Steven Gardiner galt als der Favorit über die 400 Meter bei der Leichtathletik-WM, doch seinen Halbfinal-Lauf hatte sich der 27-Jährige von den Bahamas mit Sicherheit anders vorgestellt.

Dabei lief zunächst alles nach Plan. Etwa 100 Meter vor dem Ziel lag der Olympiasieger in Führung, als er plötzlich seinen Traum vom WM-Titel aufgeben musste. Gardiner zuckte zusammen, stolperte mit schmerzverzerrtem Gesicht noch einige Schritte vorwärts und stürzte schließlich auf die Tartanbahn.

Steven Gardiner liegt nach seinem Sturz vor Schmerzen gekrümmt am Boden
Steven Gardiner liegt nach seinem Sturz vor Schmerzen gekrümmt am BodenSteven Gardiner liegt nach seinem Sturz vor Schmerzen gekrümmt am Boden

In der Folge wurde er von auf die Strecke gelaufenen Sanitätern versorgt, die ihm sogar einen Rollstuhl bringen mussten, in dem er unter aufmunterndem Applaus aus dem Stadioninnenraum gefahren wurde. Alleine aufstehen konnte er nach seinem Sturz offenbar nicht mehr.

Seinem bislang größten Erfolg, der Goldmedaille bei den Olympischen Spielen in Tokio 2021, mit dem er der erste männliche Goldgewinner von den Bahamas wurde, steht nun sein wohl größter Rückschlag seiner Karriere gegenüber.
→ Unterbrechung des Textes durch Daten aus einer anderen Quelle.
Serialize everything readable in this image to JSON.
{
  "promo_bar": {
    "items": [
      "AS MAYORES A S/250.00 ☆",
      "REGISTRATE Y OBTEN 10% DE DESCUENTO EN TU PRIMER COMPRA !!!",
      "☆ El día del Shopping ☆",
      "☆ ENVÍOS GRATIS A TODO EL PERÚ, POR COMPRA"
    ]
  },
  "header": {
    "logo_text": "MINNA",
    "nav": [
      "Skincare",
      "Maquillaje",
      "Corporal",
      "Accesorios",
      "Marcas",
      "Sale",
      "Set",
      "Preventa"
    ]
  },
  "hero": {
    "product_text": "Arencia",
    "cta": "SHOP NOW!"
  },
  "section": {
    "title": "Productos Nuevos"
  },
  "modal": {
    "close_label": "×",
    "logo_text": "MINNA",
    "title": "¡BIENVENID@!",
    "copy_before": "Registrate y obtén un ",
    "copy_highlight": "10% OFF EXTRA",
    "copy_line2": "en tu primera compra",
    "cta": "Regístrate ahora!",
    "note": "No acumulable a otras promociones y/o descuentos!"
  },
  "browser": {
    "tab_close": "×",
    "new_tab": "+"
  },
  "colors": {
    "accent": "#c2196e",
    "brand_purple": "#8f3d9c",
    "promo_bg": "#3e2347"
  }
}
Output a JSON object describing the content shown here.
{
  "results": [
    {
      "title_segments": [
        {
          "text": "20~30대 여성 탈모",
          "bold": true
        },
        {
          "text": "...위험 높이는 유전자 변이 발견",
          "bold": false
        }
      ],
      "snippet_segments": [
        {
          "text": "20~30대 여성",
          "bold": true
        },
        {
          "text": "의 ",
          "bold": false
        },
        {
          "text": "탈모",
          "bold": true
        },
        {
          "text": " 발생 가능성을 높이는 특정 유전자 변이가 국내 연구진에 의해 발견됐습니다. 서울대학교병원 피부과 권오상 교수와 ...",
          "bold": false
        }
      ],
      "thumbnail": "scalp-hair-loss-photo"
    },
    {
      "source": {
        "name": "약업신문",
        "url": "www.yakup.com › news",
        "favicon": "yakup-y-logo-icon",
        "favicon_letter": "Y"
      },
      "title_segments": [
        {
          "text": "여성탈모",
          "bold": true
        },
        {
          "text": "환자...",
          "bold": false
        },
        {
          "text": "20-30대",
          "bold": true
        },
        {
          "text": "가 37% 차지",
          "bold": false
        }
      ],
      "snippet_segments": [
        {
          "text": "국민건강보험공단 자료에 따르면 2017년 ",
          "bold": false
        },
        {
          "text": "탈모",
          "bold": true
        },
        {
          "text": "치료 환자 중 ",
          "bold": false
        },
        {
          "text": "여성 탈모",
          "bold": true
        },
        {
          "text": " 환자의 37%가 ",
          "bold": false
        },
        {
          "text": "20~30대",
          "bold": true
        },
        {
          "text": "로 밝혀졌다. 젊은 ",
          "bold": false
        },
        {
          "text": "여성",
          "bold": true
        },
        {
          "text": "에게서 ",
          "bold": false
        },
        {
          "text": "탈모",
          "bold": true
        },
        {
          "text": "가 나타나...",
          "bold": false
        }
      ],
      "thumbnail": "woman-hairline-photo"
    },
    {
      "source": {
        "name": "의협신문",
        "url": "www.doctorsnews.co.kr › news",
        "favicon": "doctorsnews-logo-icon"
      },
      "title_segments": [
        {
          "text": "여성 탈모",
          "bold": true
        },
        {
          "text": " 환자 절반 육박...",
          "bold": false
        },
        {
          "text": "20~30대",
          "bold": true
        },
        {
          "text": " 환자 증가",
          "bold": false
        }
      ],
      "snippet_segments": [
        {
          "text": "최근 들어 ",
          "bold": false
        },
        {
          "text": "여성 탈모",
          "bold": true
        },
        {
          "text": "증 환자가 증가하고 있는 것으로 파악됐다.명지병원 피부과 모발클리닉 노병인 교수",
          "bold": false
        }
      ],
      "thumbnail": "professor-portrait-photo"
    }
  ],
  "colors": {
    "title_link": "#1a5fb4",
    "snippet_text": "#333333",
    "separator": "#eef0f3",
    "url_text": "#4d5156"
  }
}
Denn die Goldmedaille bei der WM in Budapest hatte er fest anvisiert.

Gardiner nicht der einzige, der im Rollstuhl weggebracht werden musste

Den Bildern nach zu urteilen verletzte sich der Läufer von den Bahamas wohl am Oberschenkel, jedoch war er nicht der Einzige, der es bei seinem Halbfinallauf nicht bis ins Ziel schaffte.

Botswanas Bayapo Ndori schied schon etwas früher als Gardiner aus und musste ebenfalls vom medizinischen Personal in einem Rollstuhl abtransportiert werden. Es war ein echtes Verletzungsdrama, das sich am Dienstagabend beim dritten Halbfinallauf über die 400 Meter zutrug.

Die Profiteure der beiden Verletzungen waren Quincy Hall aus den USA und Jamaikaner Sean Bailey, die sich die beiden festen Plätze für das Finale am Mittwochabend sicherten. Dort gelten nach Gardiners Ausfall nun der Jamaikaner Antonio Watson und Matthew Hudson-Smith aus Großbritannien als die Anwärter auf die Goldmedaille.